Tissue Engineering Strategies for the Regeneration of Orthopedic Interfaces

Abstract
A major focus in the field of orthopedic tissue engineering is the development of tissue engineered bone and soft tissue grafts with biomimetic functionality to allow for their translation to the clinical setting. One of the most significant challenges of this endeavor is promoting the biological fixation of these grafts with each other as well as the implant site.
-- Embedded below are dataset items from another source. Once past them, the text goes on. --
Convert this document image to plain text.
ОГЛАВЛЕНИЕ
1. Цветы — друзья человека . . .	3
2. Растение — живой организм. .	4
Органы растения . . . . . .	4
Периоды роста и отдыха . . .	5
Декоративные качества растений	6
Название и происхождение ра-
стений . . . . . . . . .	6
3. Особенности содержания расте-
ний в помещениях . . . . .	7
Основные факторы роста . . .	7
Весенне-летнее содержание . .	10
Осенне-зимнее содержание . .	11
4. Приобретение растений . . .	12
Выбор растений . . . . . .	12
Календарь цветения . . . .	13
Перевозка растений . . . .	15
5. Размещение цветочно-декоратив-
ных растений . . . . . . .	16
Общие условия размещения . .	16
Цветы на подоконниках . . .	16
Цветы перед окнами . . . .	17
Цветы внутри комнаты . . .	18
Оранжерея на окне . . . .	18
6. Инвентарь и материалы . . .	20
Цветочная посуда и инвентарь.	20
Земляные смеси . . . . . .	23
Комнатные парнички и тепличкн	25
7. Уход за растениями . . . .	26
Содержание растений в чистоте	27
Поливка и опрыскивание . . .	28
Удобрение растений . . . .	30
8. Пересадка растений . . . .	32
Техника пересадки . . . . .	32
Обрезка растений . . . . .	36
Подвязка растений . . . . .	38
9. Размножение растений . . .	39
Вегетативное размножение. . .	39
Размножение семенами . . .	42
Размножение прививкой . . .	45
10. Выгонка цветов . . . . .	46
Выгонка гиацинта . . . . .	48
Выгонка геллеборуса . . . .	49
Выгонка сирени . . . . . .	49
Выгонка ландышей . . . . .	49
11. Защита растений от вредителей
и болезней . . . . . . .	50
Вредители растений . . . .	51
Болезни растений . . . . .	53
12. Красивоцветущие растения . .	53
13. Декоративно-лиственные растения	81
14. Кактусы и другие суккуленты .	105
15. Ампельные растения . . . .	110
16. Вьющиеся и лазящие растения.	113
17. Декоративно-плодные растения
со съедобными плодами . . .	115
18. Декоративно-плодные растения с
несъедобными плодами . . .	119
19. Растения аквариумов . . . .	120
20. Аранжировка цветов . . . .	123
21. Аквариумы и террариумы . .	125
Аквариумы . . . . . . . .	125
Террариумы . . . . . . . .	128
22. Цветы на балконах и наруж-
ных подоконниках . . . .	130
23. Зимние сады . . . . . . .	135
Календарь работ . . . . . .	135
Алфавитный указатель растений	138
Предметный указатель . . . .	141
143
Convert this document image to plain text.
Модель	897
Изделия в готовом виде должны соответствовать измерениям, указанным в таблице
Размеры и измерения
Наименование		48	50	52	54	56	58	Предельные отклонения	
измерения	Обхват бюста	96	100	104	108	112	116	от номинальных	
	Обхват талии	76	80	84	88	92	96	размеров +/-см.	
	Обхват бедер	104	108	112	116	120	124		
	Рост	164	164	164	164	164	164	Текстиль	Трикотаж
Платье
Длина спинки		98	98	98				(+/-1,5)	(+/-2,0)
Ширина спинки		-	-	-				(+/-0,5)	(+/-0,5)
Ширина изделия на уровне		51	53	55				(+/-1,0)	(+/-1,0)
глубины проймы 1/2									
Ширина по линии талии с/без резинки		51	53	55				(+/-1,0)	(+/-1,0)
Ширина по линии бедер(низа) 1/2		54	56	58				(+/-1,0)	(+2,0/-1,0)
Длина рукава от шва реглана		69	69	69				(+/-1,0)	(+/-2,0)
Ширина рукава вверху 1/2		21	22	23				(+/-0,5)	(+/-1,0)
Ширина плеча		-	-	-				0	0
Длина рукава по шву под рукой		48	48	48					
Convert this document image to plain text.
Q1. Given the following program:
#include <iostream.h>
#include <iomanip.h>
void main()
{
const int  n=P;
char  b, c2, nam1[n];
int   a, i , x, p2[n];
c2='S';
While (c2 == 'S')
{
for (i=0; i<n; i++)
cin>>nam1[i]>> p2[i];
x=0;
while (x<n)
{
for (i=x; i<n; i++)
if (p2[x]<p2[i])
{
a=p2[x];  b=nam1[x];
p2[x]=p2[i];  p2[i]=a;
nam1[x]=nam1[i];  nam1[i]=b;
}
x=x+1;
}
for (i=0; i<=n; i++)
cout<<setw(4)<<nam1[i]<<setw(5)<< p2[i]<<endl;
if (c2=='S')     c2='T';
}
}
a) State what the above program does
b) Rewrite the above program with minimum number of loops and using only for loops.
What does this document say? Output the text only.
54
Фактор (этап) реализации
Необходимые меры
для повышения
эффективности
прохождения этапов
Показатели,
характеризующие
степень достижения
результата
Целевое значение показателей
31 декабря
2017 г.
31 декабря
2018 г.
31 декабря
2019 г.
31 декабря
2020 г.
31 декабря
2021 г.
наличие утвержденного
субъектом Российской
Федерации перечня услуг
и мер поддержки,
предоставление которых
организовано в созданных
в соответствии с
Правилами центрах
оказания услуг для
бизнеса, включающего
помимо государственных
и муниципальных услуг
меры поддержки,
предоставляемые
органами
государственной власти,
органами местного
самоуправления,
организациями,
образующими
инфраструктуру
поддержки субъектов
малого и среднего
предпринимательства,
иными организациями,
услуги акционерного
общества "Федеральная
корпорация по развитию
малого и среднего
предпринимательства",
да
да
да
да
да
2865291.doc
Such fixation requires strategic biomimicry to be incorporated into the scaffold design in order to re-establish the critical structure–function relationship of the native soft tissue-to-bone interface. The integration of distinct tissue types (e.g. bone and soft tissues such as cartilage, ligaments, or tendons), necessitates a multi-phased or stratified scaffold with distinct yet continuous tissue regions accompanied by a gradient of mechanical properties. This review discusses tissue engineering strategies for regenerating common tissue-to-tissue interfaces (ligament-to-bone, tendon-to-bone, or cartilage-to-bone), and the strategic biomimicry implemented in stratified scaffold design for multi-tissue regeneration. Potential challenges and future directions in this emerging field will also be presented. It is anticipated that interface tissue engineering will enable integrative soft tissue repair, and will be instrumental for the development of complex musculoskeletal tissue systems with biomimetic complexity and functionality.